In den folgenden Monaten blieb meine Familie hoffnungsvoll. Sie glaubte, dass unser Haus selbst bei einer Invasion der israelischen Streitkräfte verschont bleiben würde. Ich war nicht so optimistisch. Ich sah Panzer, Invasion, Zerstörung voraus.

Bis März 2024 hatte Israel den nach der ehemaligen Siedlung benannten „Netzarim-Korridor“ fest etabliert. Die Besatzungsmacht hatte eine Straße durch Gaza gebaut, durch unser Gebiet, die den Gazastreifen in zwei Hälften teilte.

Um diese Straße zu bauen, zerstörte Israel Häuser und Gebäude und planierte sogar Teile eines Krankenhauses, um den Weg frei zu machen.

Am Ende erstreckte sich Israels Pufferzone über 6 Kilometer durch Gaza und umfasste ein Gebiet von 4,5 Kilometern Breite.
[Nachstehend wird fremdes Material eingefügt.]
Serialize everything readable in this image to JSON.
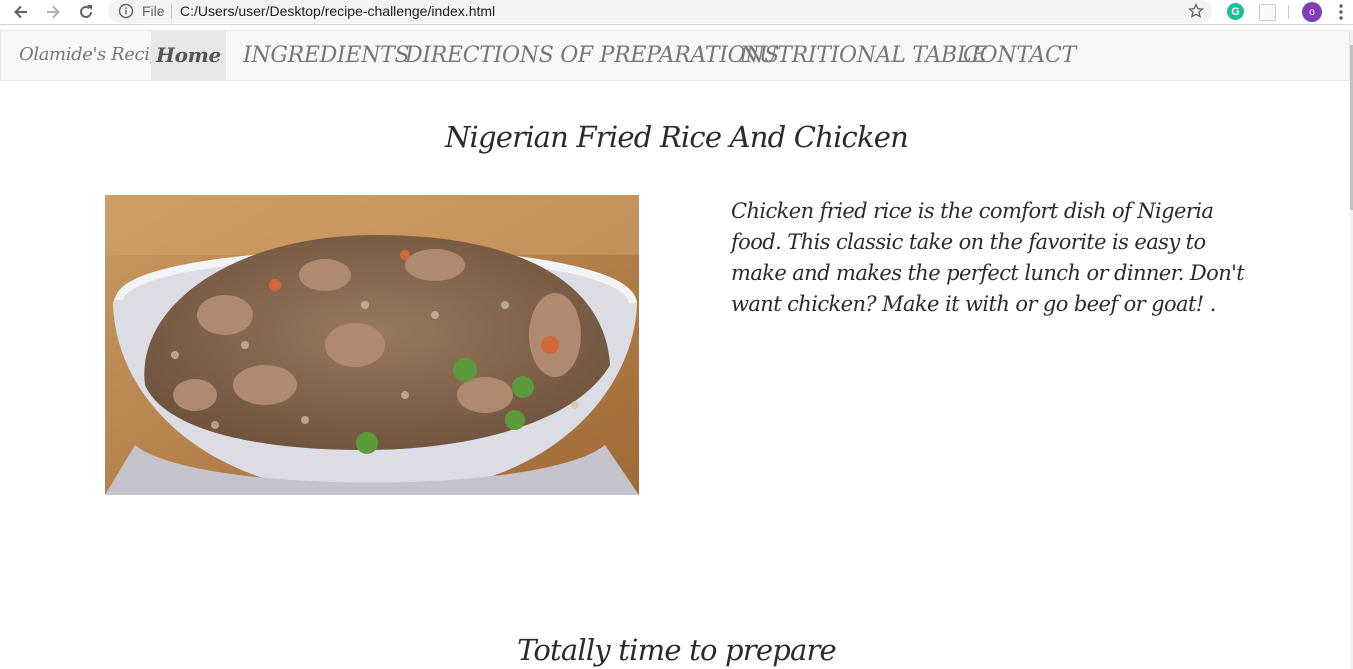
{
  "browser": {
    "file_label": "File",
    "url": "C:/Users/user/Desktop/recipe-challenge/index.html",
    "profile_initial": "o",
    "extension_g": "G"
  },
  "navbar": {
    "brand": "Olamide's Recipe",
    "items": [
      {
        "label": "Home",
        "active": true
      },
      {
        "label": "INGREDIENTS"
      },
      {
        "label": "DIRECTIONS OF PREPARATIONS"
      },
      {
        "label": "NUTRITIONAL TABLE"
      },
      {
        "label": "CONTACT"
      }
    ]
  },
  "content": {
    "title": "Nigerian Fried Rice And Chicken",
    "description": "Chicken fried rice is the comfort dish of Nigeria food. This classic take on the favorite is easy to make and makes the perfect lunch or dinner. Don't want chicken? Make it with or go beef or goat! .",
    "section_title": "Totally time to prepare"
  },
  "colors": {
    "navbar_bg": "#f8f8f8",
    "active_bg": "#e7e7e7",
    "nav_text": "#777777",
    "body_text": "#2b2b2b"
  }
}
Israelische Soldaten hatten unser Gebiet in eine Kampfzone verwandelt. Wir hatten das Ausmaß der Zerstörung in unserer Gegend schon früh, im Oktober 2023, gesehen, aber das war nichts im Vergleich zu dem, was noch kommen sollte.

Scharfschützenhaus

Während des gesamten Jahres 2024 hatten wir keine klaren Informationen über den Zustand unseres Hauses – wir hörten nur Geschichten. Aber eine Geschichte hörten wir immer wieder:

Freunde und Verwandte, die in diesem Jahr durch die Gegend kamen, berichteten von israelischen Scharfschützen, die aus unserem Haus schossen. Die beiden zusätzlichen Stockwerke verschafften den Besatzungssoldaten eine erhöhte Position – ich konnte kaum ertragen, daran zu denken, wie viele Menschen durch unsere Fenster ums Leben gekommen waren.
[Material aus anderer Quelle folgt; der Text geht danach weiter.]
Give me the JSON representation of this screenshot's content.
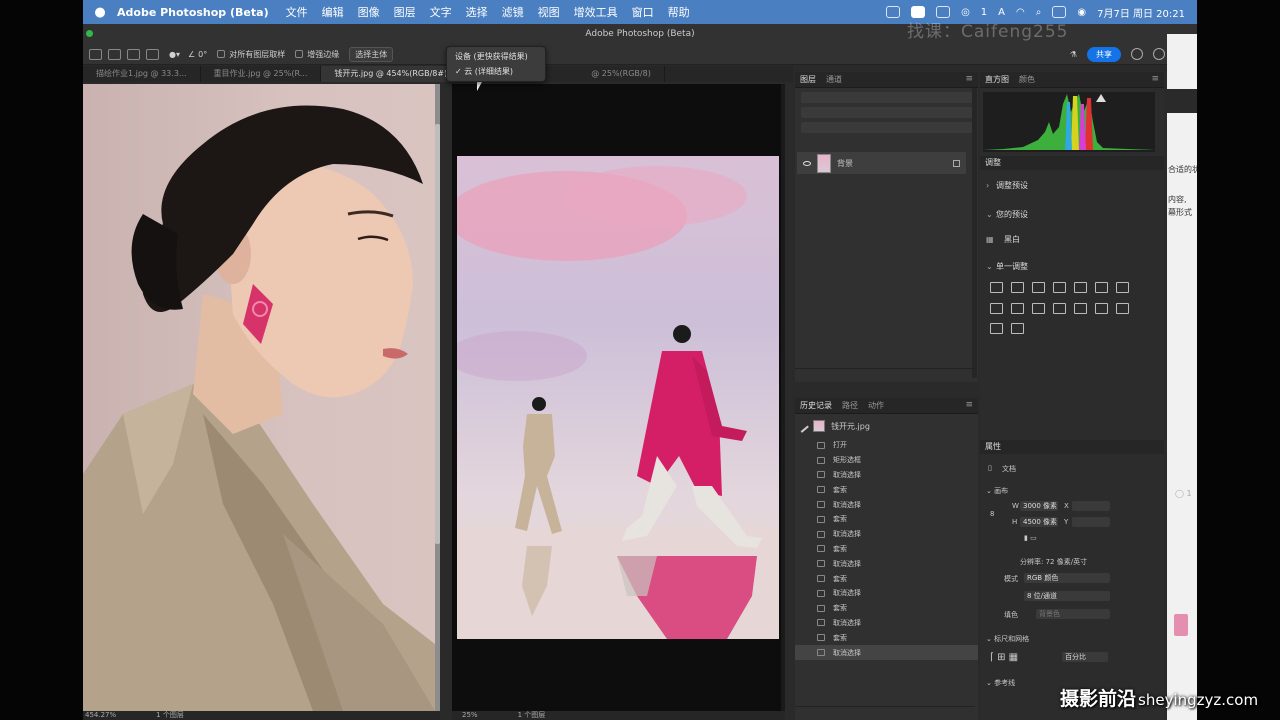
{
  "menubar": {
    "app_name": "Adobe Photoshop (Beta)",
    "items": [
      "文件",
      "编辑",
      "图像",
      "图层",
      "文字",
      "选择",
      "滤镜",
      "视图",
      "增效工具",
      "窗口",
      "帮助"
    ],
    "status_count": "1",
    "input_method": "A",
    "datetime": "7月7日 周日 20:21"
  },
  "window": {
    "title": "Adobe Photoshop (Beta)",
    "watermark": "找课：Caifeng255"
  },
  "options_bar": {
    "angle": "0°",
    "sample_all_layers": "对所有图层取样",
    "enhance_edge": "增强边缘",
    "select_subject": "选择主体",
    "share": "共享"
  },
  "select_subject_menu": {
    "items": [
      "设备 (更快获得结果)",
      "✓ 云 (详细结果)"
    ]
  },
  "tabs": [
    {
      "label": "描绘作业1.jpg @ 33.3...",
      "active": false
    },
    {
      "label": "重目作业.jpg @ 25%(R...",
      "active": false
    },
    {
      "label": "钱开元.jpg @ 454%(RGB/8#)",
      "active": true
    },
    {
      "label": "@ 25%(RGB/8)",
      "active": false
    }
  ],
  "status": {
    "left_zoom": "454.27%",
    "left_layers": "1 个图层",
    "right_zoom": "25%",
    "right_layers": "1 个图层"
  },
  "layers_panel": {
    "tabs": [
      "图层",
      "通道"
    ],
    "layer_name": "背景"
  },
  "history_panel": {
    "tabs": [
      "历史记录",
      "路径",
      "动作"
    ],
    "snapshot": "钱开元.jpg",
    "items": [
      "打开",
      "矩形选框",
      "取消选择",
      "套索",
      "取消选择",
      "套索",
      "取消选择",
      "套索",
      "取消选择",
      "套索",
      "取消选择",
      "套索",
      "取消选择",
      "套索",
      "取消选择"
    ],
    "selected_index": 14
  },
  "right_panels": {
    "histogram_tabs": [
      "直方图",
      "颜色"
    ],
    "adjustments_title": "调整",
    "adjust_presets": "调整预设",
    "your_presets": "您的预设",
    "preset_item": "黑白",
    "single_adjust": "单一调整",
    "properties_title": "属性",
    "doc_label": "文档",
    "canvas_section": "画布",
    "width_label": "W",
    "width_value": "3000 像素",
    "x_label": "X",
    "height_label": "H",
    "height_value": "4500 像素",
    "y_label": "Y",
    "resolution": "分辨率: 72 像素/英寸",
    "mode_label": "模式",
    "mode_value": "RGB 颜色",
    "depth_value": "8 位/通道",
    "fill_label": "填色",
    "fill_value": "背景色",
    "rulers_section": "标尺和网格",
    "ruler_unit": "百分比",
    "guides_section": "参考线"
  },
  "side_window": {
    "texts": [
      "合适的状",
      "内容,",
      "幕形式",
      "◯ 1"
    ]
  },
  "corner_watermark": {
    "cn": "摄影前沿",
    "en": "sheyingzyz.com"
  }
}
Im Januar 2025, während der Waffenruhe, die sich als vorübergehend erwies, kehrten mein Vater und meine Brüder in unser Haus zurück. Sie beschrieben die Szene als völlige Zerstörung. Die Straßen waren aufgerissen, die Bäume entwurzelt. Die Zerstörung war so vollständig, dass sie unser Haus kaum wiedererkennen konnten, geschweige denn die Häuser unserer Nachbarn. Das einzige noch sichtbare Zeichen war der rot gestrichene Rand.
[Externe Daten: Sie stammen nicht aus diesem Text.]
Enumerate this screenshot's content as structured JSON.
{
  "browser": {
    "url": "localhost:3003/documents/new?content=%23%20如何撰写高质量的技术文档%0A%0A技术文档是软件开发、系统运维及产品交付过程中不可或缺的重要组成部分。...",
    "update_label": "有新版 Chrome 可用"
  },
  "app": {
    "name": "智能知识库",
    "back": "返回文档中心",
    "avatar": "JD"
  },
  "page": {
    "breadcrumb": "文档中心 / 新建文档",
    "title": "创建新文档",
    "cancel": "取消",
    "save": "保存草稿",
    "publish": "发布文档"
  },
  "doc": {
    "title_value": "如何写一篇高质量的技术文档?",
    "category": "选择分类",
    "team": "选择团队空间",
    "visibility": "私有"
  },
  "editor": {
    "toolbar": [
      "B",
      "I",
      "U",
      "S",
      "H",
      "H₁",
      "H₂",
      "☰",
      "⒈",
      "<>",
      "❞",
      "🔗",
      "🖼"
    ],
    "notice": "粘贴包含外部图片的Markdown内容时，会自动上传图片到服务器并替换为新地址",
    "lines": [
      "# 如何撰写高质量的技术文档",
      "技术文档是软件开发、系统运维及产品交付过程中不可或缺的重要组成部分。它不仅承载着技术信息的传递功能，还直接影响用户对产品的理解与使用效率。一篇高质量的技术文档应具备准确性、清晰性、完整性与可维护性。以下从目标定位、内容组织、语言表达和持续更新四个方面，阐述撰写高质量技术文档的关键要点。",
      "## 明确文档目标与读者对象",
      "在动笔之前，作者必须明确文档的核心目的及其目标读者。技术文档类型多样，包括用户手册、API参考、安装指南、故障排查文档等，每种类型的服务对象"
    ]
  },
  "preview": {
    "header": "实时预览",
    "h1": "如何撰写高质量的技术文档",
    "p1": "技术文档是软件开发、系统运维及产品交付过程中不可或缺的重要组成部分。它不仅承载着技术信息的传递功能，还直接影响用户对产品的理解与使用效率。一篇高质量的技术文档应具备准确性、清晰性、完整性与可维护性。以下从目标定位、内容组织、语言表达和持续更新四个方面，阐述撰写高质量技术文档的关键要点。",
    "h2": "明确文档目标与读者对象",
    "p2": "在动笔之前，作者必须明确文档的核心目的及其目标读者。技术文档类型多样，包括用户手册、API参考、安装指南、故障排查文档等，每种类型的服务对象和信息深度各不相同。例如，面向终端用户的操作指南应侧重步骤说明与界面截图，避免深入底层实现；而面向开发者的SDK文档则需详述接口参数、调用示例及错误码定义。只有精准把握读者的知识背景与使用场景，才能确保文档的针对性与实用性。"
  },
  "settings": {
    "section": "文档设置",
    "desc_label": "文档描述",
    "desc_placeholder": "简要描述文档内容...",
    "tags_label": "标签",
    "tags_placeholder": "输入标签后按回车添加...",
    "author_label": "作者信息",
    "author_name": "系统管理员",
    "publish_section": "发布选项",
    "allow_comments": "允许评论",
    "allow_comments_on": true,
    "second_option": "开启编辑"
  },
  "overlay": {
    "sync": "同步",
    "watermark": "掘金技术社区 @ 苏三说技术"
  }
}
Ich habe mir das nicht ausgesucht. Ich habe nicht darum gebeten, dass mein Zuhause zum Werkzeug des israelischen Militärs wird, um Gewalt auszuüben.

Ja, ich hasse mein Zuhause jetzt. Es wurde meiner Familie gestohlen und gegen mein Volk eingesetzt.

Israel zog sich im Februar 2025 erneut aus dem „Korridor“ von Netzarim zurück, um das Gebiet im März wieder zu besetzen.

Unser Zuhause ist zum zweiten Mal weg, und wir wissen nicht, wann wir in unsere Gegend zurückkehren können. Ich weiß nicht, wie es ist, ein Zuhause zu haben, das sich wie ein Zuhause anfühlt, und ich hoffe, dass ich das eines Tages haben werde.

Lubna Ahmad Abu Dahrouj ist Schriftstellerin in Gaza.